Document Type

Article

Publication Date

2002

Publication Citation

39 Houston Law Review 727 (2002)

Abstract

This Article offers a critical reassessment of U.S. approaches to intellectual property protection for plant innovation. Three developments make this reassessment timely. First, the Supreme Court has finally confirmed that utility patent claims to plants and seeds satisfy the 35 U.S.C. Section 101 subject matter eligibility requirement. Plant innovation in the United States is now subject to utility patent protection, as well as concurrent protection under the Plant Variety Protection Act (PVPA). However, little work has been done to explain the role of PVPA protection in a system of concurrent protection, or to develop a coherent policy vision within which the utility patent and PVP systems might operate. Second, technological advancements, particularly in plant biotechnology, are making clear the value of germplasm. U.S. patent and PVPA regimes must be optimized to encourage private sector investment in germplasm development while retaining reasonable access to germplasm to accommodate farming practices and public sector activities. Third, intellectual property protection for plant innovation is a key international intellectual property issue. The TRIPS Agreement expressly allows World Trade Organization (WTO) countries the option of adopting sui generis plant variety protection systems as an alternative to - or in combination with - utility patent protection for plant innovation.

This Article focuses on one facet of the reassessment project: the role of plant variety protection in the U.S. intellectual property system. We first assess U.S. plant variety protection from an historical and comparative perspective, analyzing the emergence of the concept of "breeders' rights" in Europe and its eventual appearance in the United States. We then delineate the "essential traits" of the modern PVPA and note its points of divergence from a patent-like model. Next, we conduct an empirical analysis of the modern PVPA in which we present the results of statistical PVP data and anecdotal studies of PVPA acquisition, licensing, and enforcement activity for corn and soybean crops.

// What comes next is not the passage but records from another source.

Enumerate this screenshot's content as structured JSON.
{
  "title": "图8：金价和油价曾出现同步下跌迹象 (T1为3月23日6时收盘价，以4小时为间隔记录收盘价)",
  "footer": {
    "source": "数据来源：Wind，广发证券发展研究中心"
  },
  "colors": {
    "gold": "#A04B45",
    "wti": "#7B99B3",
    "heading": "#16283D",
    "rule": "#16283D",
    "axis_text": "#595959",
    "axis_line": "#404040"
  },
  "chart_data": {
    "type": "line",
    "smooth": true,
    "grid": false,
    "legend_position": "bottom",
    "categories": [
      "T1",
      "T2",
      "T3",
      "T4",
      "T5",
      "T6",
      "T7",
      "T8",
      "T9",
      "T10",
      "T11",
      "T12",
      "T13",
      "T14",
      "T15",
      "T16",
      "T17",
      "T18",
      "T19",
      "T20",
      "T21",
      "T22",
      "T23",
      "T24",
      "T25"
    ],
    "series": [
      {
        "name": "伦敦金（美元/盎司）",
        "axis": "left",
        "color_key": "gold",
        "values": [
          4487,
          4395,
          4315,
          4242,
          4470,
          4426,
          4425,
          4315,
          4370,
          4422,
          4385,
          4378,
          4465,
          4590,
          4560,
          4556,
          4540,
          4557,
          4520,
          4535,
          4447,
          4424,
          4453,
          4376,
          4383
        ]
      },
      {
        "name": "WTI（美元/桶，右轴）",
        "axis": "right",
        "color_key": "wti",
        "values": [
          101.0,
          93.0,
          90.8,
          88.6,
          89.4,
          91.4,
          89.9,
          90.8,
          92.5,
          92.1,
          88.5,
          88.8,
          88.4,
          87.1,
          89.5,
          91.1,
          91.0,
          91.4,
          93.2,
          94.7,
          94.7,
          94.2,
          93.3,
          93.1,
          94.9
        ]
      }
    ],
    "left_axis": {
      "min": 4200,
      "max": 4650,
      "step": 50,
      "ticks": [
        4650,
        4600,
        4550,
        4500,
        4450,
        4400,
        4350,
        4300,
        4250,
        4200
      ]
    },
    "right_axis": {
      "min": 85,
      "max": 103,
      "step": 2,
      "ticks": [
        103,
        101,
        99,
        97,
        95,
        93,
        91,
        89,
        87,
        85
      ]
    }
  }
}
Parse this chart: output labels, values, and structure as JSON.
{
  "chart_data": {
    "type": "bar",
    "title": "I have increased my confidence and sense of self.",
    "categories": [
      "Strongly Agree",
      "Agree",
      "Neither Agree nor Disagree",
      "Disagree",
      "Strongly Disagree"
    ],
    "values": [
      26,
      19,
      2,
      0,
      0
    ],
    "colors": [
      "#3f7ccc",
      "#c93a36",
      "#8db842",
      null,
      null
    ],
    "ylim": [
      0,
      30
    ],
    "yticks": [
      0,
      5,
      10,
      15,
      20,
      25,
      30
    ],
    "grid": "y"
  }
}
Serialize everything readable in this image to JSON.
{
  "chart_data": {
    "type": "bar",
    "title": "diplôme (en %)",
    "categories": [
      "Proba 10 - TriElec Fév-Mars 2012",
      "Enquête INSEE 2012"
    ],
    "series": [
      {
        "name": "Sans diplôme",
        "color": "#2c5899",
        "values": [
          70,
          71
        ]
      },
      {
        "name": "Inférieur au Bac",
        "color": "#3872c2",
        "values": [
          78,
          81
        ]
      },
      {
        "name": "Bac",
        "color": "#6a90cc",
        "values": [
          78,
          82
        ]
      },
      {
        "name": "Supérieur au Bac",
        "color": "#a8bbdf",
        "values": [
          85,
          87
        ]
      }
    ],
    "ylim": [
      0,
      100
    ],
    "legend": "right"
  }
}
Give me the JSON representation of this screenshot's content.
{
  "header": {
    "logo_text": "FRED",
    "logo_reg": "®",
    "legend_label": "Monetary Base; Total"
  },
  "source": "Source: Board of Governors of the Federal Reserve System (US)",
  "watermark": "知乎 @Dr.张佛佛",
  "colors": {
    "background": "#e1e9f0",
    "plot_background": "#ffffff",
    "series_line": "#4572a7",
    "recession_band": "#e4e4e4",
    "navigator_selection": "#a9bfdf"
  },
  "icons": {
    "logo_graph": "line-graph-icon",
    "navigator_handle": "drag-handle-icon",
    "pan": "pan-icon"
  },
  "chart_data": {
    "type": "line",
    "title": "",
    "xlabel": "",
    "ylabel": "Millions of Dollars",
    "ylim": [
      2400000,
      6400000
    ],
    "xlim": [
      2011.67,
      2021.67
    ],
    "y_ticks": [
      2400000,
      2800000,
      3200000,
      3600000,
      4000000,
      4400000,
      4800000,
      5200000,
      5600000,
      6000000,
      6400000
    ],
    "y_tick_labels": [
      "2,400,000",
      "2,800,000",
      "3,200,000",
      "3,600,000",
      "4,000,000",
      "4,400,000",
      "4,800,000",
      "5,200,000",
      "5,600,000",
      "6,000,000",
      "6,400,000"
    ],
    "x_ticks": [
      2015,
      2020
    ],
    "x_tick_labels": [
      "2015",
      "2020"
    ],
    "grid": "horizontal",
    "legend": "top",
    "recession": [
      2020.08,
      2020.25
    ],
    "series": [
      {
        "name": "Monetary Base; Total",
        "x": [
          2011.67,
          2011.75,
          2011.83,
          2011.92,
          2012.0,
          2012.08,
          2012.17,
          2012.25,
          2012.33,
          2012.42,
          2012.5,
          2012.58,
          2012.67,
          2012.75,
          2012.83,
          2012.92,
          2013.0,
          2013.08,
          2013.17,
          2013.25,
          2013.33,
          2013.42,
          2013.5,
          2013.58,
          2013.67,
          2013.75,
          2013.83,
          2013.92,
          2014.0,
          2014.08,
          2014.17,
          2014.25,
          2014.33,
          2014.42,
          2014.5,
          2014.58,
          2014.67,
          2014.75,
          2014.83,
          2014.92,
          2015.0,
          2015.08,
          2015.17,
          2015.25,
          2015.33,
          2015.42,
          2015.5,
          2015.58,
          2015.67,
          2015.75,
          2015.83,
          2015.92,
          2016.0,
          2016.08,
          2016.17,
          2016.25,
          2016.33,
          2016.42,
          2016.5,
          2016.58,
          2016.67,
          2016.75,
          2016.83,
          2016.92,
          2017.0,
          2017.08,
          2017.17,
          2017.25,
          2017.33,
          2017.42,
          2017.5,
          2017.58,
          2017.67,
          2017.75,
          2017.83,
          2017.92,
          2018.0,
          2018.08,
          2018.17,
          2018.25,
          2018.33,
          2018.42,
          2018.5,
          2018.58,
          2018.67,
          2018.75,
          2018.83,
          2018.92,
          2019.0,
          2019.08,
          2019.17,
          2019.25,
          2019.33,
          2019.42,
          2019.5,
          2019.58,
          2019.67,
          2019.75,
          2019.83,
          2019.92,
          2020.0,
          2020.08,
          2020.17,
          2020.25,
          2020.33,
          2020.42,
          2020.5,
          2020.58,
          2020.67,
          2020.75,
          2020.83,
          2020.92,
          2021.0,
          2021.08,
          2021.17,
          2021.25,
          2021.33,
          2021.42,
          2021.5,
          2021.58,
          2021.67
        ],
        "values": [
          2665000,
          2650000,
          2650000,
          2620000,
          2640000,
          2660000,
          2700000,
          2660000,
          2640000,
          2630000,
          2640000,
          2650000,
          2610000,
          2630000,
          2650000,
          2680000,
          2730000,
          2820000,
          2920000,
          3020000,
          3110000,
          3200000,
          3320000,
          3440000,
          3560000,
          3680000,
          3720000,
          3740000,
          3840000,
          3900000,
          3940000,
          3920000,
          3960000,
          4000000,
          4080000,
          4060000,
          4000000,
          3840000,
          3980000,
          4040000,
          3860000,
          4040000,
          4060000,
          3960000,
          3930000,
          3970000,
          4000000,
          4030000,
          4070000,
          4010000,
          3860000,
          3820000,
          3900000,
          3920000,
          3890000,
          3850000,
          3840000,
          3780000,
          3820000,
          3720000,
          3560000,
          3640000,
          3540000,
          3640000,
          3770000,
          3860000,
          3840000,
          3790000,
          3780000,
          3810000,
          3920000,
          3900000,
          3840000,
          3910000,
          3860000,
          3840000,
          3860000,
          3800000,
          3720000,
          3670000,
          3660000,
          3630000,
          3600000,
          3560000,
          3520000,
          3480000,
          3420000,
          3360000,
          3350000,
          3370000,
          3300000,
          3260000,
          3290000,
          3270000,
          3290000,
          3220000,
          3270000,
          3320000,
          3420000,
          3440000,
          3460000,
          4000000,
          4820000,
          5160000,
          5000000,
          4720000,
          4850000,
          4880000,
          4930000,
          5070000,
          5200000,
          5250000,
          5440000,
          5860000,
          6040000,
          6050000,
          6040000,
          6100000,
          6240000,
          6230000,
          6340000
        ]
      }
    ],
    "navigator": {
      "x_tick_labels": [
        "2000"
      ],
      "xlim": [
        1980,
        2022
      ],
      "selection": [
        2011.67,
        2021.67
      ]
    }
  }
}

We draw a number of conclusions from these studies. First, the history of plant variety protection regimes in the United States and abroad reveals that the role of plant variety protection in the overall intellectual property scheme has mutated greatly without any fundamental changes to the general statutory approach to plant variety protection. Whereas plant variety protection was initially designed as the primary (or even exclusive) form of intellectual property protection for seed-grown plants, the coming of plant biotechnology, and the dawning acceptance of utility patents for plants, has relegated plant variety protection to a secondary role. Modest statutory amendments to the PVPA have shown no real promise of lifting the PVPA up from this secondary status. Second, our empirical assessment of licensing and enforcement activities concerning U.S. plant variety protection certificates confirms that the PVPA regime as presently constituted plays only a marginal role in stimulating plant breeding research in the United States. Our assessment strongly suggests that the PVPA does not provide patent-like ex ante innovation and investment incentives and that the PVPA has not generated substantial ex post licensing and enforcement activity. Instead, its role in the United States appears to be very modest: it may serve as a marketing tool; it may provide some non-propagation licensing rights akin to contractual shrink-wrap rights, enforceable against those who deal in "saved" seeds; and it may provide a superior alternative to trade secret protection - for example, for seeds whose secret parent lines might otherwise be revealed through reverse engineering. Third, the insights from this paper have implications beyond the area of plant intellectual property rights. For example, we intend to adapt our analysis to analyze the effectiveness of other sui generis, technology-specific, legislatively created intellectual property rights, such as the Semiconductor Chip Protection Act. We then intend to formulate broader conclusions about the effectiveness of "small" and porous, technology-specific intellectual property rights regimes.